Como a criança e o adolescente recebem com emoção toda a experiência que lhes chega que é sempre nova em suas vidas, e porque não conseguem fazer a mediação entre o impulso e o mundo externo, passando logo para instância da ação, eles têm diminuídos a sua capacidade de ser e estar no mundo, o que explica sua inimputabilidade genérica frente à lei 

                Os atores mencionam na sua explanação que a criança e o adolescente não têm capacidade de lidar com as emoções novas e por ser novidade acabam agindo por impulso o que vem caracterizar a inimputabilidade, mas também acrescentam que é relevante o fator idade para imputabilidade, conforme explanação a seguir: (2013 p.51):

De fato, a idade constitui o primeiro pressuposto da imputabilidade e é artificialmente estabelecida com base no critério biológico puro que, por sua objetividade, confere maior segurança jurídica e, vencida a questão psicológica, evita indagar, caso a caso, o grau de discernimento. Avaliar condições subjetivas do discernimento, continua, até os dias de hoje, tarefa de difícil auferimento,face às inúmeras dificuldades de ser adequadamente mensurado  e computado, mesmo com o uso  dos mais modernos instrumentos oferecidos pela psicologia

                A imputabilidade traz a segurança e conforto jurídico, pois o discernimento até mesmo para as ciência direcionada a sua verificação traz uma falta de clareza, não sendo conclusiva por ser subjetiva

 

     DISTINÇÃO ENTRE CRIME E ATO INFRACIONAL


                Ato infracional é o ato de desrespeito às normas social, jurídica, à ordem pública, ao patrimônio ou a transgressão dos direitos dos cidadãos, cometidos por crianças e adolescentes. A diferença basicamente entre ato infracional e crime encontra-se na idade da pessoa que está praticando o ilícito de 12 a 18 anos é descrito com ato infracional,a partir de 18 anos é considerado crime. Portanto são dois conceitos totalmente diferentes para um mesmo ato, tendo o critério diferenciador o fator idade, o que não caracteriza a impunidade, pois para o ato infracional o adolescente será submetido a medidas socioeducativas

                O ato infracional somente pode ser praticado por adolescente, na faixa etária de 12 a 18 anos incompletos e são fatos equivalentes a crimes ou contravenções, como reza o artigo 103 do estatuto da criança e do adolescente,inserido no Vademecum(2016.p.1061)
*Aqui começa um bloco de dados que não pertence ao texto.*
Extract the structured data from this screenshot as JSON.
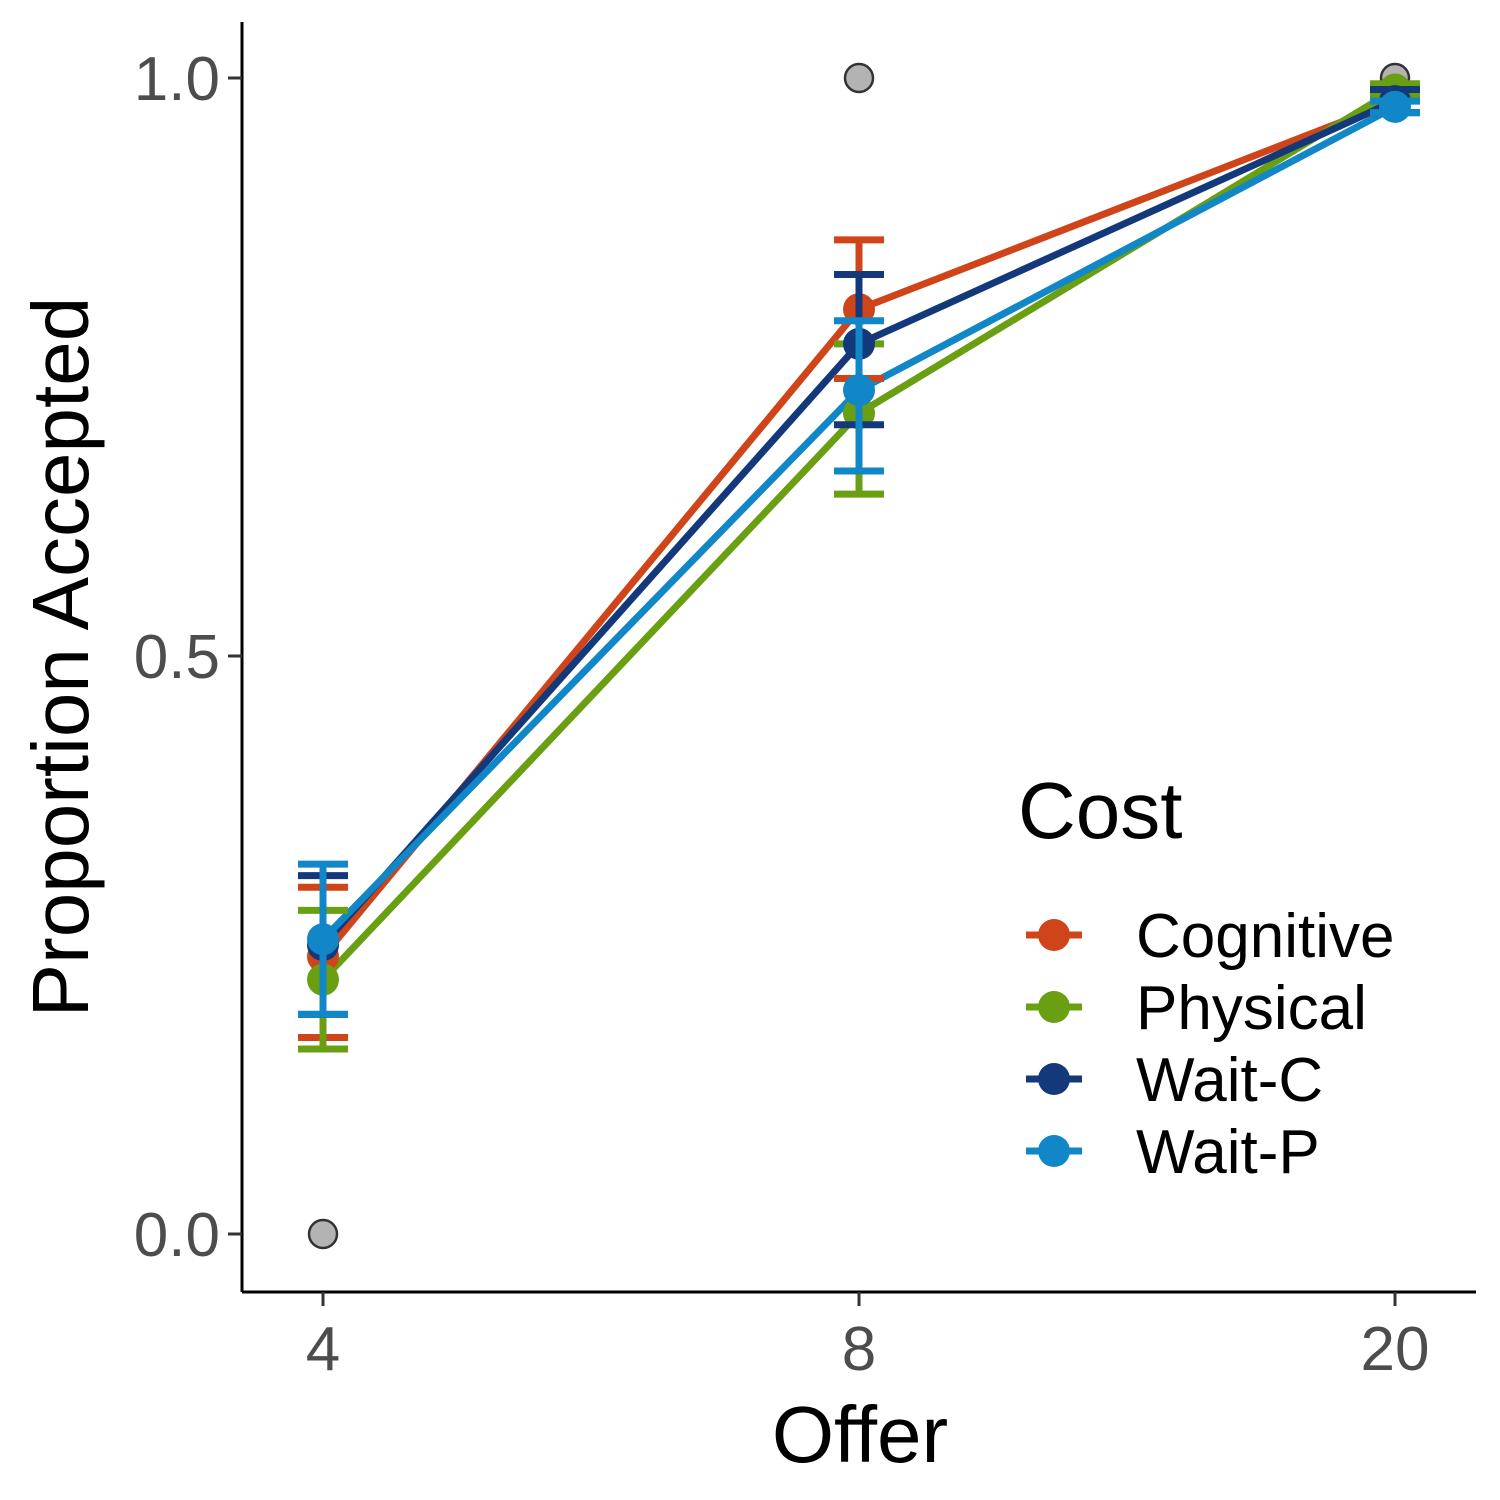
{
  "chart_data": {
    "type": "line",
    "title": "",
    "xlabel": "Offer",
    "ylabel": "Proportion Accepted",
    "categories": [
      "4",
      "8",
      "20"
    ],
    "x_tick_labels": [
      "4",
      "8",
      "20"
    ],
    "y_tick_labels": [
      "0.0",
      "0.5",
      "1.0"
    ],
    "y_ticks": [
      0.0,
      0.5,
      1.0
    ],
    "ylim": [
      -0.05,
      1.05
    ],
    "grid": false,
    "legend": {
      "title": "Cost",
      "position": "right"
    },
    "series": [
      {
        "name": "Cognitive",
        "color": "#cf4519",
        "values": [
          0.24,
          0.8,
          0.98
        ],
        "error_low": [
          0.17,
          0.74,
          0.97
        ],
        "error_high": [
          0.3,
          0.86,
          0.99
        ]
      },
      {
        "name": "Physical",
        "color": "#6a9f12",
        "values": [
          0.22,
          0.71,
          0.99
        ],
        "error_low": [
          0.16,
          0.64,
          0.985
        ],
        "error_high": [
          0.28,
          0.77,
          0.995
        ]
      },
      {
        "name": "Wait-C",
        "color": "#14397a",
        "values": [
          0.25,
          0.77,
          0.98
        ],
        "error_low": [
          0.19,
          0.7,
          0.97
        ],
        "error_high": [
          0.31,
          0.83,
          0.99
        ]
      },
      {
        "name": "Wait-P",
        "color": "#1287c7",
        "values": [
          0.255,
          0.73,
          0.975
        ],
        "error_low": [
          0.19,
          0.66,
          0.97
        ],
        "error_high": [
          0.32,
          0.79,
          0.98
        ]
      }
    ],
    "reference_points": {
      "color": "#b3b3b3",
      "values": [
        0.0,
        1.0,
        1.0
      ]
    }
  }
}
Artigo 103. Considera-se ato infracional a conduta descrita como crime ou contravenção penal. 

                 Os crimes praticados por adolescentes com menos de 18 anos são chamados de ato infracional, devido à inimputabilidade penal, ficando incumbidas para tais medidas sansanatorias, leis especifica, o que reporta ao Estatuto da Criança e do Adolescente.

               Vem colaborar a legislação especifica mencionada pela carta magna com explanação o artigo 104 do Estatuto da Criança e do Adolescente inserido no Vademecum: (2016.p.1061)

 

Artigo 104. São penalmente inimputáveis os menores de dezoito anos, sujeito às medidas previstas nesta lei.

Parágrafo único. Para os efeitos desta lei, deve ser considerada a idade do adolescente à data do fato.

 

               O ato infracional equivale ao crime ou contravenções, praticadas especialmente pelos adolescentes, que devido a sua condição de inimputável, é amparado por lei especifica que aplicam medidas que almejam a ressocialização do adolescente infrator, e a sua integração no contexto social. Na hipótese de uma pessoa acima de 18 anos cometer o mesmo crime ou contravenção será conceituado como criminoso e responderá de acordo com o código penal vigente.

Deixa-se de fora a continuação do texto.